Sioux Falls schools don't have enough licensed long-term substitute teachers
Simplified: The Sioux Falls school board is asking the state to waive its rule requiring long-term substitute teachers to have a South Dakota teaching license because it can't find enough people with licenses to fill those substitute jobs.
Why it matters
- While requesting waivers from administrative rules is a relatively common practice, this is the first time the district is requesting a waiver related to long-term substitutes, Human Resources Director Becky Dorman told school board members Monday. Dorman also noted that the rule itself is new.
- School Board President Cynthia Mickelson said this is just another indicator of workforce challenges facing the school district.
- In addition to the substitute waiver, the district is also seeing an uptick in the need for waivers allowing teachers who haven't yet completed certification to start teaching anyway on the promise they'll be certified within two years. These waivers are often called "plans of intent."

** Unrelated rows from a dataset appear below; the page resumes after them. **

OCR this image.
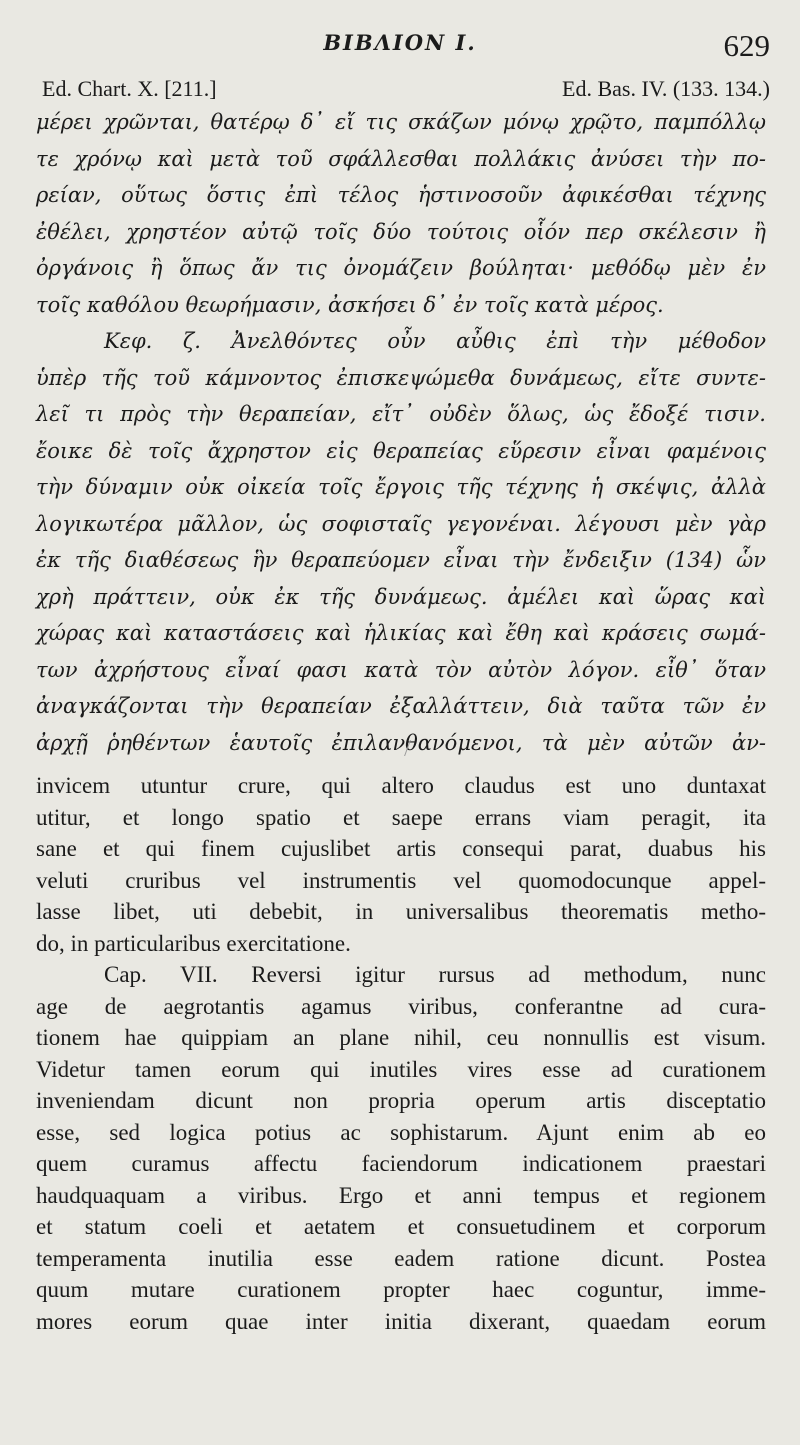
ΒΙΒΛΙΟΝ I.	629
Ed. Chart. X. [211.]	Ed. Bas. IV. (133. 134.)
μέρει χρῶνται, θατέρῳ δ᾽ εἴ τις σκάζων μόνῳ χρῷτο, παμπόλλῳ
τε χρόνῳ καὶ μετὰ τοῦ σφάλλεσθαι πολλάκις ἀνύσει τὴν πο-
ρείαν, οὕτως ὅστις ἐπὶ τέλος ἡστινοσοῦν ἀφικέσθαι τέχνης
ἐθέλει, χρηστέον αὐτῷ τοῖς δύο τούτοις οἷόν περ σκέλεσιν ἢ
ὀργάνοις ἢ ὅπως ἄν τις ὀνομάζειν βούληται· μεθόδῳ μὲν ἐν
τοῖς καθόλου θεωρήμασιν, ἀσκήσει δ᾽ ἐν τοῖς κατὰ μέρος.
Κεφ. ζ. Ἀνελθόντες οὖν αὖθις ἐπὶ τὴν μέθοδον
ὑπὲρ τῆς τοῦ κάμνοντος ἐπισκεψώμεθα δυνάμεως, εἴτε συντε-
λεῖ τι πρὸς τὴν θεραπείαν, εἴτ᾽ οὐδὲν ὅλως, ὡς ἔδοξέ τισιν.
ἔοικε δὲ τοῖς ἄχρηστον εἰς θεραπείας εὕρεσιν εἶναι φαμένοις
τὴν δύναμιν οὐκ οἰκεία τοῖς ἔργοις τῆς τέχνης ἡ σκέψις, ἀλλὰ
λογικωτέρα μᾶλλον, ὡς σοφισταῖς γεγονέναι. λέγουσι μὲν γὰρ
ἐκ τῆς διαθέσεως ἣν θεραπεύομεν εἶναι τὴν ἔνδειξιν (134) ὧν
χρὴ πράττειν, οὐκ ἐκ τῆς δυνάμεως. ἀμέλει καὶ ὥρας καὶ
χώρας καὶ καταστάσεις καὶ ἡλικίας καὶ ἔθη καὶ κράσεις σωμά-
των ἀχρήστους εἶναί φασι κατὰ τὸν αὐτὸν λόγον. εἶθ᾽ ὅταν
ἀναγκάζονται τὴν θεραπείαν ἐξαλλάττειν, διὰ ταῦτα τῶν ἐν
ἀρχῇ ῥηθέντων ἑαυτοῖς ἐπιλανθανόμενοι, τὰ μὲν αὐτῶν ἀν-
invicem utuntur crure, qui altero claudus est uno duntaxat
utitur, et longo spatio et saepe errans viam peragit, ita
sane et qui finem cujuslibet artis consequi parat, duabus his
veluti cruribus vel instrumentis vel quomodocunque appel-
lasse libet, uti debebit, in universalibus theorematis metho-
do, in particularibus exercitatione.
Cap. VII. Reversi igitur rursus ad methodum, nunc
age de aegrotantis agamus viribus, conferantne ad cura-
tionem hae quippiam an plane nihil, ceu nonnullis est visum.
Videtur tamen eorum qui inutiles vires esse ad curationem
inveniendam dicunt non propria operum artis disceptatio
esse, sed logica potius ac sophistarum. Ajunt enim ab eo
quem curamus affectu faciendorum indicationem praestari
haudquaquam a viribus. Ergo et anni tempus et regionem
et statum coeli et aetatem et consuetudinem et corporum
temperamenta inutilia esse eadem ratione dicunt. Postea
quum mutare curationem propter haec coguntur, imme-
mores eorum quae inter initia dixerant, quaedam eorum
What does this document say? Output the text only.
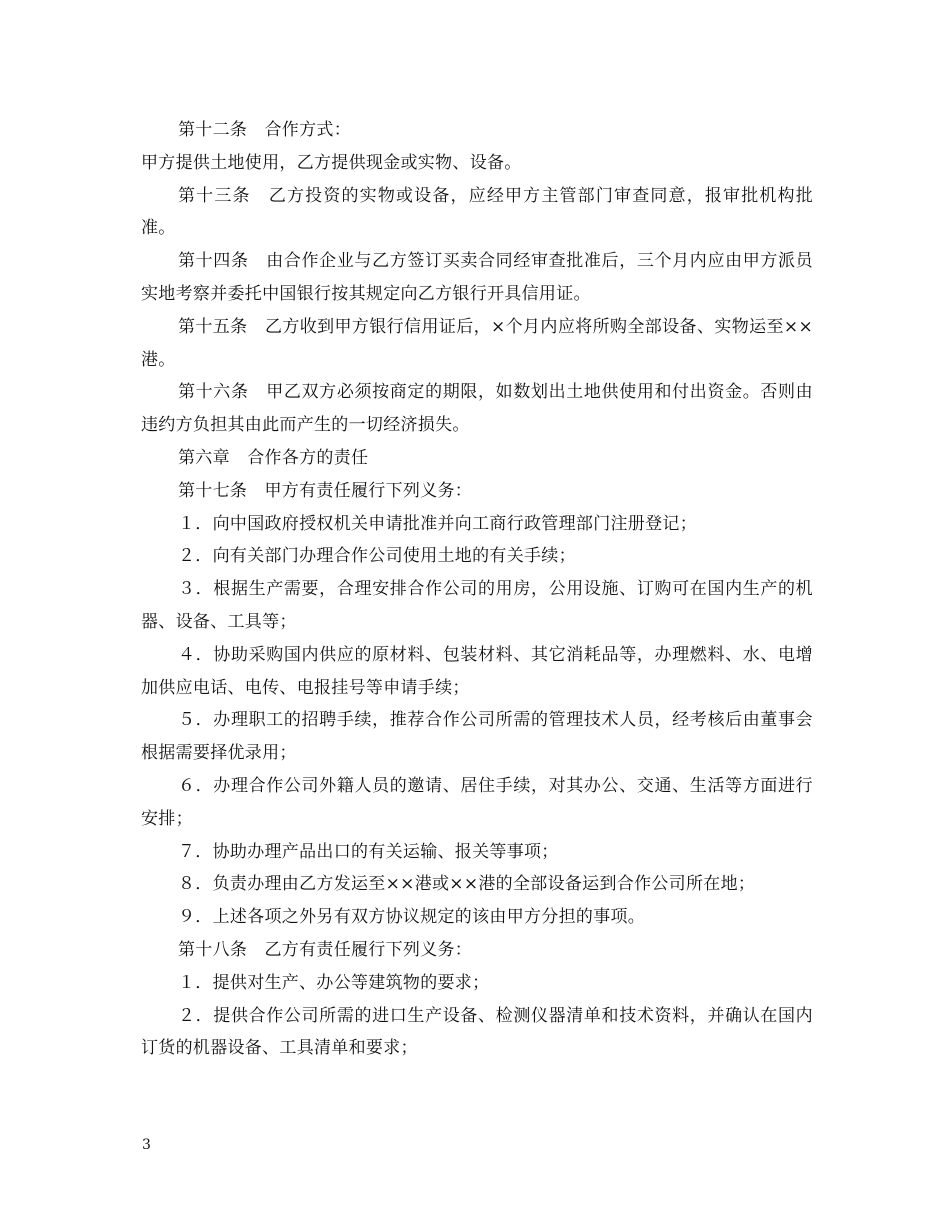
第十二条　合作方式：

甲方提供土地使用，乙方提供现金或实物、设备。

第十三条　乙方投资的实物或设备，应经甲方主管部门审查同意，报审批机构批准。

第十四条　由合作企业与乙方签订买卖合同经审查批准后，三个月内应由甲方派员实地考察并委托中国银行按其规定向乙方银行开具信用证。

第十五条　乙方收到甲方银行信用证后，×个月内应将所购全部设备、实物运至××港。

第十六条　甲乙双方必须按商定的期限，如数划出土地供使用和付出资金。否则由违约方负担其由此而产生的一切经济损失。

第六章　合作各方的责任

第十七条　甲方有责任履行下列义务：

１．向中国政府授权机关申请批准并向工商行政管理部门注册登记；

２．向有关部门办理合作公司使用土地的有关手续；

３．根据生产需要，合理安排合作公司的用房，公用设施、订购可在国内生产的机器、设备、工具等；

４．协助采购国内供应的原材料、包装材料、其它消耗品等，办理燃料、水、电增加供应电话、电传、电报挂号等申请手续；

５．办理职工的招聘手续，推荐合作公司所需的管理技术人员，经考核后由董事会根据需要择优录用；

６．办理合作公司外籍人员的邀请、居住手续，对其办公、交通、生活等方面进行安排；

７．协助办理产品出口的有关运输、报关等事项；

８．负责办理由乙方发运至××港或××港的全部设备运到合作公司所在地；

９．上述各项之外另有双方协议规定的该由甲方分担的事项。

第十八条　乙方有责任履行下列义务：

１．提供对生产、办公等建筑物的要求；

２．提供合作公司所需的进口生产设备、检测仪器清单和技术资料，并确认在国内订货的机器设备、工具清单和要求；

3
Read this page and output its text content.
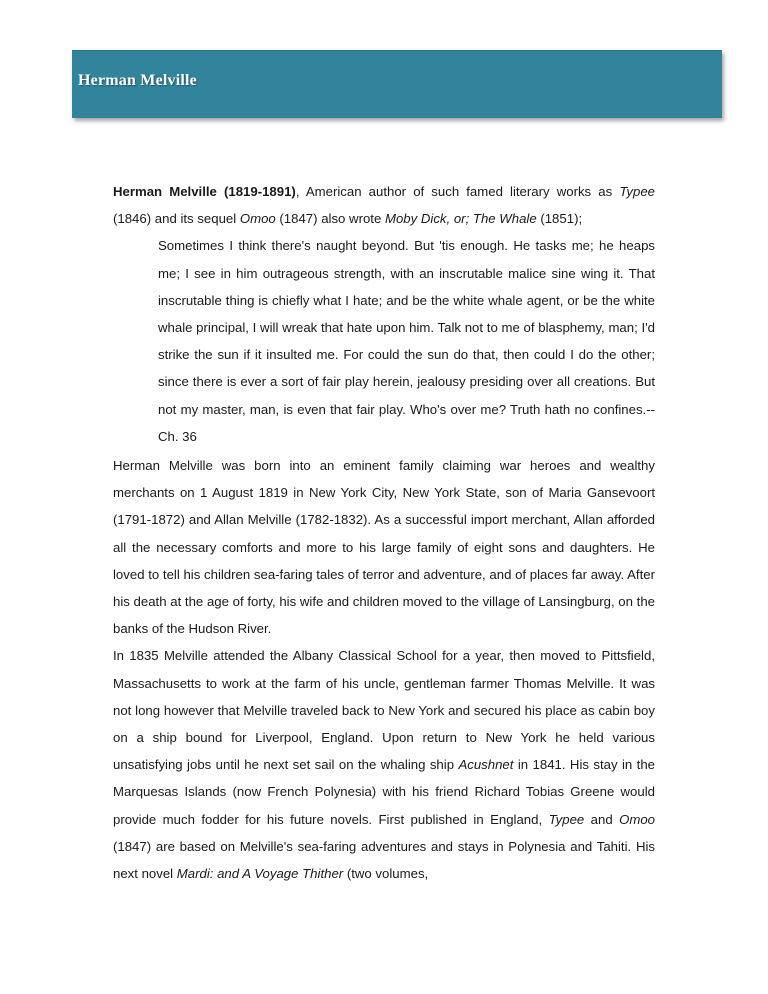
Herman Melville

Herman Melville (1819-1891), American author of such famed literary works as Typee (1846) and its sequel Omoo (1847) also wrote Moby Dick, or; The Whale (1851);

Sometimes I think there's naught beyond. But 'tis enough. He tasks me; he heaps me; I see in him outrageous strength, with an inscrutable malice sine wing it. That inscrutable thing is chiefly what I hate; and be the white whale agent, or be the white whale principal, I will wreak that hate upon him. Talk not to me of blasphemy, man; I'd strike the sun if it insulted me. For could the sun do that, then could I do the other; since there is ever a sort of fair play herein, jealousy presiding over all creations. But not my master, man, is even that fair play. Who's over me? Truth hath no confines.--Ch. 36

Herman Melville was born into an eminent family claiming war heroes and wealthy merchants on 1 August 1819 in New York City, New York State, son of Maria Gansevoort (1791-1872) and Allan Melville (1782-1832). As a successful import merchant, Allan afforded all the necessary comforts and more to his large family of eight sons and daughters. He loved to tell his children sea-faring tales of terror and adventure, and of places far away. After his death at the age of forty, his wife and children moved to the village of Lansingburg, on the banks of the Hudson River.

In 1835 Melville attended the Albany Classical School for a year, then moved to Pittsfield, Massachusetts to work at the farm of his uncle, gentleman farmer Thomas Melville. It was not long however that Melville traveled back to New York and secured his place as cabin boy on a ship bound for Liverpool, England. Upon return to New York he held various unsatisfying jobs until he next set sail on the whaling ship Acushnet in 1841. His stay in the Marquesas Islands (now French Polynesia) with his friend Richard Tobias Greene would provide much fodder for his future novels. First published in England, Typee and Omoo (1847) are based on Melville's sea-faring adventures and stays in Polynesia and Tahiti. His next novel Mardi: and A Voyage Thither (two volumes,
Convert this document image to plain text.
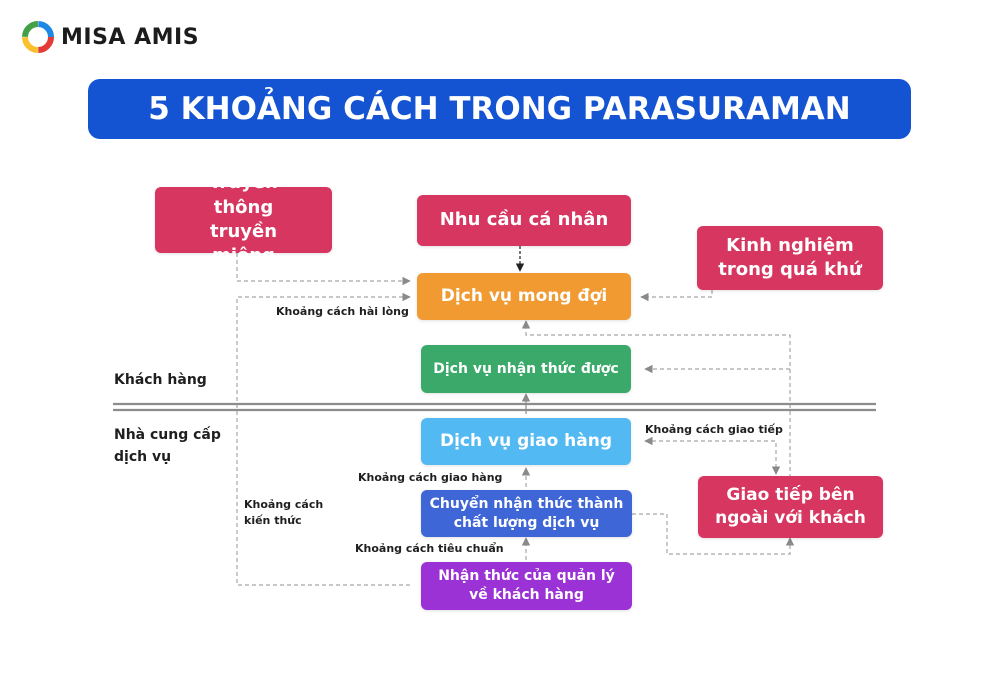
MISA AMIS
5 KHOẢNG CÁCH TRONG PARASURAMAN
Truyền thông truyền miệng
Nhu cầu cá nhân
Kinh nghiệm trong quá khứ
Dịch vụ mong đợi
Dịch vụ nhận thức được
Dịch vụ giao hàng
Chuyển nhận thức thành chất lượng dịch vụ
Giao tiếp bên ngoài với khách
Nhận thức của quản lý về khách hàng
Khoảng cách hài lòng
Khoảng cách giao tiếp
Khoảng cách giao hàng
Khoảng cách tiêu chuẩn
Khoảng cách kiến thức
Khách hàng
Nhà cung cấp dịch vụ
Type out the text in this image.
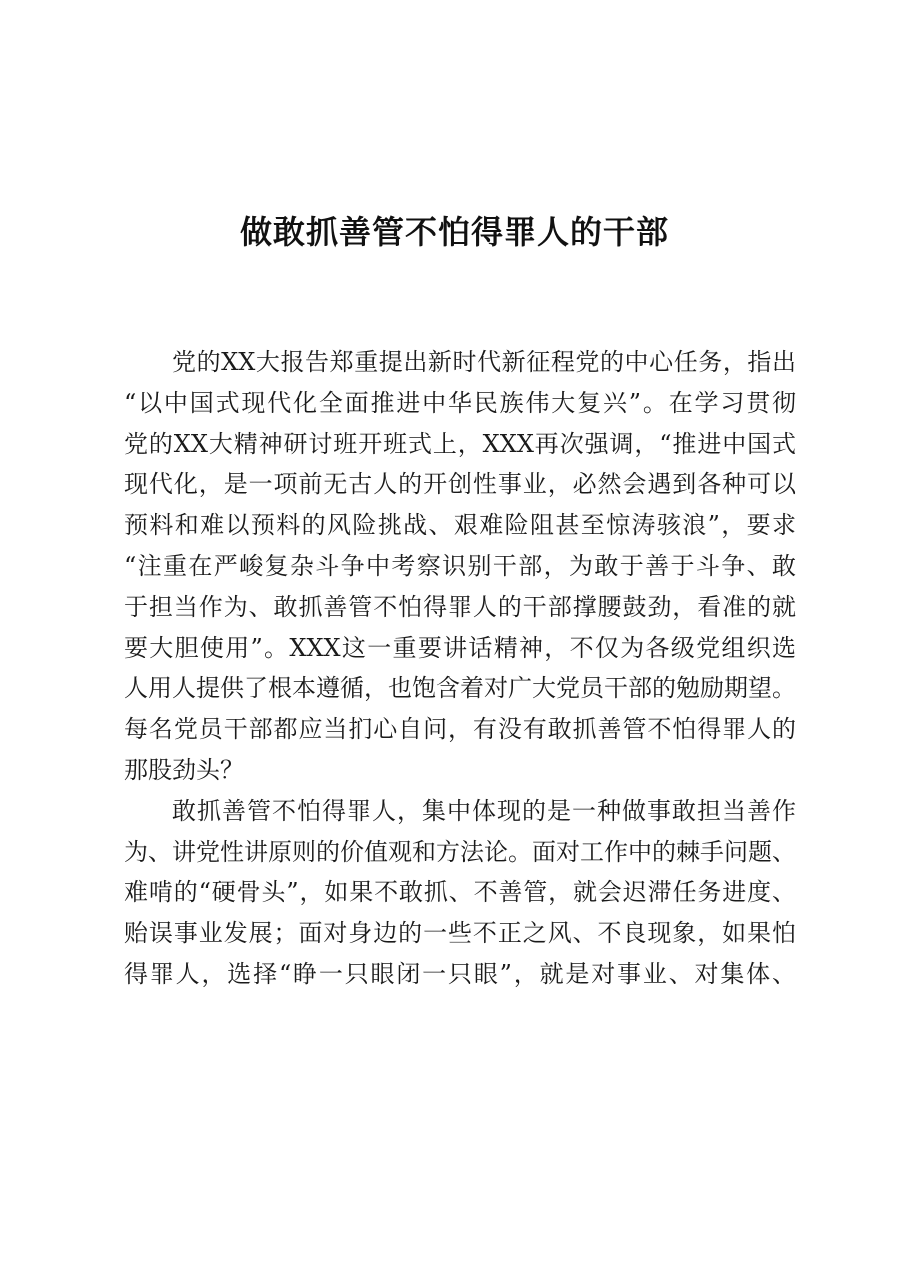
做敢抓善管不怕得罪人的干部
党的XX大报告郑重提出新时代新征程党的中心任务，指出
“以中国式现代化全面推进中华民族伟大复兴”。在学习贯彻
党的XX大精神研讨班开班式上，XXX再次强调，“推进中国式
现代化，是一项前无古人的开创性事业，必然会遇到各种可以
预料和难以预料的风险挑战、艰难险阻甚至惊涛骇浪”，要求
“注重在严峻复杂斗争中考察识别干部，为敢于善于斗争、敢
于担当作为、敢抓善管不怕得罪人的干部撑腰鼓劲，看准的就
要大胆使用”。XXX这一重要讲话精神，不仅为各级党组织选
人用人提供了根本遵循，也饱含着对广大党员干部的勉励期望。
每名党员干部都应当扪心自问，有没有敢抓善管不怕得罪人的
那股劲头？
敢抓善管不怕得罪人，集中体现的是一种做事敢担当善作
为、讲党性讲原则的价值观和方法论。面对工作中的棘手问题、
难啃的“硬骨头”，如果不敢抓、不善管，就会迟滞任务进度、
贻误事业发展；面对身边的一些不正之风、不良现象，如果怕
得罪人，选择“睁一只眼闭一只眼”，就是对事业、对集体、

"In the past couple years we've had a spike in the total number of plans of intent," Dorman told board members Monday.
What's the rule the state needs a waiver for?
State administrative rules (linked here) say long-term substitutes – defined as someone teaching more than 45 cumulative days – should have a teaching license.
- But Dorman said the district just doesn't have that many licensed teachers in it's long-term substitute pool. Many of the licensed subs are retired teachers who aren't looking to pick up a long-term assignment.
What's the scope of this?
During the first semester of the current school year, the Sioux Falls School District employed 11 long-term substitutes who taught more than 45 days and who didn't have a valid South Dakota teaching certificate.
What happens next?
The board unanimously voted to apply for the waivers, which now move on to the state for approval.